To build a timeseries model you need to pass timeseries_settings dictionary to learn

timeseries_settings = {
  order_by: List<String>              | Mandatory
  group_by: List<String>              | Optional (default: [])
  nr_predictions: Int                 | Optional (default: 1)
  use_previous_target: Bool           | Optional (default: True)
  keep_order_column:   Bool           | Optional (default: True)
  window: Int                         | Mandatory if `dynamic_window` is not passed
  dynamic_window: Int                 | Mandatory if `window` is not passed
  historical_columns: List<String>    | Optional (default: [])
}

Let's go through these settings one by one:

  • order_by - The columns based on which the data should be ordered
  • group_by - The columns based on which to group multiple unrelated entities present in your timeseries data. For example, let's say your data consists of sequential readings from 3x sensors. Treating the problem as a timeseries makes sense for individual sensors, so you would specify: group_by=['sensor_id']
  • nr_predictions - The number of points in the future that predictions should be made for, defaults to 1. Once trained, the model will be able to predict up to this many points into the future.
  • use_previous_target - Use the previous values of the target column[s] for making predictions. Defaults to True. [Status: Experimental]
  • keep_order_column - Whether or not to use the column[s] based on which the data is ordered for making predictions. This might be relevant if the order columns is, for example, a simple auto-incrementing index. Defaults to True. [Status: Not Implemented]
  • window - The number of rows to "look back" into when making a prediction, after the rows are ordered by the order_by column and split into groups.
  • dynamic_window - The number of seconds to "look back" into when making a prediction, this argument is mutually exclusive with window. The window argument could be used to specify something like "Always use the previous 10 rows", while this argument is used to specify something like "Always use the previous 10 hours" (which can result in a variable number of rows for each sample).

Code example

import mindsdb

mdb = mindsdb.Predictor(name='assembly_machines_model')
mdb.learn(
    from_data='assembly_machines_historical_data.tsv',
    to_predict='failure'
    ,timeseries_settings = {
      order_by: ['timestamp'] # Order the observations by timestamp
      group_by: ['machine_id'] # The ordering should be done on a per-machine basis, rather than for every single row
      nr_predictions: 3 # Predict failures for the timestamp given and for 2 more timesteps in the future
      use_previous_target: True # Us the previous values in the target column (`failure`), since when the last failure happened could be a relevant data-point for our prediction.
      keep_order_column: False #The timestamp of the sample should have no relevance to the machine failing, it's just here to order the observations, so we won't be using it for making predictions, just for ordering.
      window: 20 # Consider the previous 20 rows for every single row our model is trying to predict o
    }
)

results = mdb.predict(when_data='assembly_machines_data.tsv')

Historical data

When making timeseries predictions, it's important to provide mindsdb with the context for those predictions, i.e. with the previous rows that came before the one you are trying to predict for.

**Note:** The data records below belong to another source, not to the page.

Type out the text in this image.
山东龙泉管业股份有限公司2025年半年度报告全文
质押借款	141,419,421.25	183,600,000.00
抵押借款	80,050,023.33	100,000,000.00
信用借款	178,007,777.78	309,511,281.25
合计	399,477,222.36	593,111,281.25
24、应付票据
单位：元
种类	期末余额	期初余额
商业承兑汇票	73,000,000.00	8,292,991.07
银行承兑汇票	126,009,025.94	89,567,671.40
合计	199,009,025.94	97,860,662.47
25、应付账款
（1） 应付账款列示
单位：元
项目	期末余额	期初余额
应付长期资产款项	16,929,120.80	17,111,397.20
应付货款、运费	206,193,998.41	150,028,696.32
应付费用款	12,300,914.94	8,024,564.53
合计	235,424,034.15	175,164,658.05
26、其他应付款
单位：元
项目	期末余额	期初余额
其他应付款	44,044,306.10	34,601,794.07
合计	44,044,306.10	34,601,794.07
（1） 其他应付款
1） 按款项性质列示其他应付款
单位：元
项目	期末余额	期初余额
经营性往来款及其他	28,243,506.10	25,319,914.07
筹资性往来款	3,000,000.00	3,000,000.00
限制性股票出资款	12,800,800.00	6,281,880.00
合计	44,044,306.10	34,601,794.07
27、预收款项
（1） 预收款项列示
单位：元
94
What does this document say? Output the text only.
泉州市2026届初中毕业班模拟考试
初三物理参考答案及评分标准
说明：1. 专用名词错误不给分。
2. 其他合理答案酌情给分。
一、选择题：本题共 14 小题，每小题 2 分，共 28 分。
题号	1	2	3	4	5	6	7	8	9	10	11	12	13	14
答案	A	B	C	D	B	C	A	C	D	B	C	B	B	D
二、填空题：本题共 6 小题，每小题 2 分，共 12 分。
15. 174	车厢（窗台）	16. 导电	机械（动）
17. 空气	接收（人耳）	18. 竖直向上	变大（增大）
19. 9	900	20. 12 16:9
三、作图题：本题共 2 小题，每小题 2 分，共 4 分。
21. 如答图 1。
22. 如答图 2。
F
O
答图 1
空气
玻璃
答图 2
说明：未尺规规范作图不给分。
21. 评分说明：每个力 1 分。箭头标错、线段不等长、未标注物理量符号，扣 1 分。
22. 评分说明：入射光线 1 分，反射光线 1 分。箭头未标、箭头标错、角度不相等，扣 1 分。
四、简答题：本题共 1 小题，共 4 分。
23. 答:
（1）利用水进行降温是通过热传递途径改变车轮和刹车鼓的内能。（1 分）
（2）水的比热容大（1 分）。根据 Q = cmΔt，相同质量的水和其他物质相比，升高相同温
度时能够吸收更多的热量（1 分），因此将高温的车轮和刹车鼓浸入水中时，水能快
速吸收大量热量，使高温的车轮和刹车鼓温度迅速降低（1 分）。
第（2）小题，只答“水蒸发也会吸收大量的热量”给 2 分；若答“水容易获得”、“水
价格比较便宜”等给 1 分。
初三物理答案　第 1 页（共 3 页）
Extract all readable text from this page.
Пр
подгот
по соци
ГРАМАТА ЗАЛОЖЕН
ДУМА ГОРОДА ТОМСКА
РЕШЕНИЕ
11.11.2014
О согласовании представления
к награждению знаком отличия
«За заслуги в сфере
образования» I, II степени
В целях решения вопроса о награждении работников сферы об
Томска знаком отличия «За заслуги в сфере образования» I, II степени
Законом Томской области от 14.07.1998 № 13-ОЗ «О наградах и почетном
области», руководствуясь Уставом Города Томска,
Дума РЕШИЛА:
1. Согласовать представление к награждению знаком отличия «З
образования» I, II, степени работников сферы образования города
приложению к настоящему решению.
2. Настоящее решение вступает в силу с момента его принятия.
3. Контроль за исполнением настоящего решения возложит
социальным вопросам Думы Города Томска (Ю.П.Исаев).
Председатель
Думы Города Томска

This can be done automatically when using mindsdb from within a database (see bellow) or manually by passing the historical data as part of the structured file or dataframe given to when_data.

Historical data should contain one additional columns called make_predictions which can be set to true or false, this column should be set to false for all rows that are there to simply provide historical context. Also, make sure to provide the values for the target columns for all rows that are there to provide historical context if use_previous_target is set to True.

Database integration

When querying the original training data (the one passed to learn) from a database, mindsdb is able to automatically infer the queries required to get historical data for the predict calls in order to provide the previous rows for a given sample that we want to predict for.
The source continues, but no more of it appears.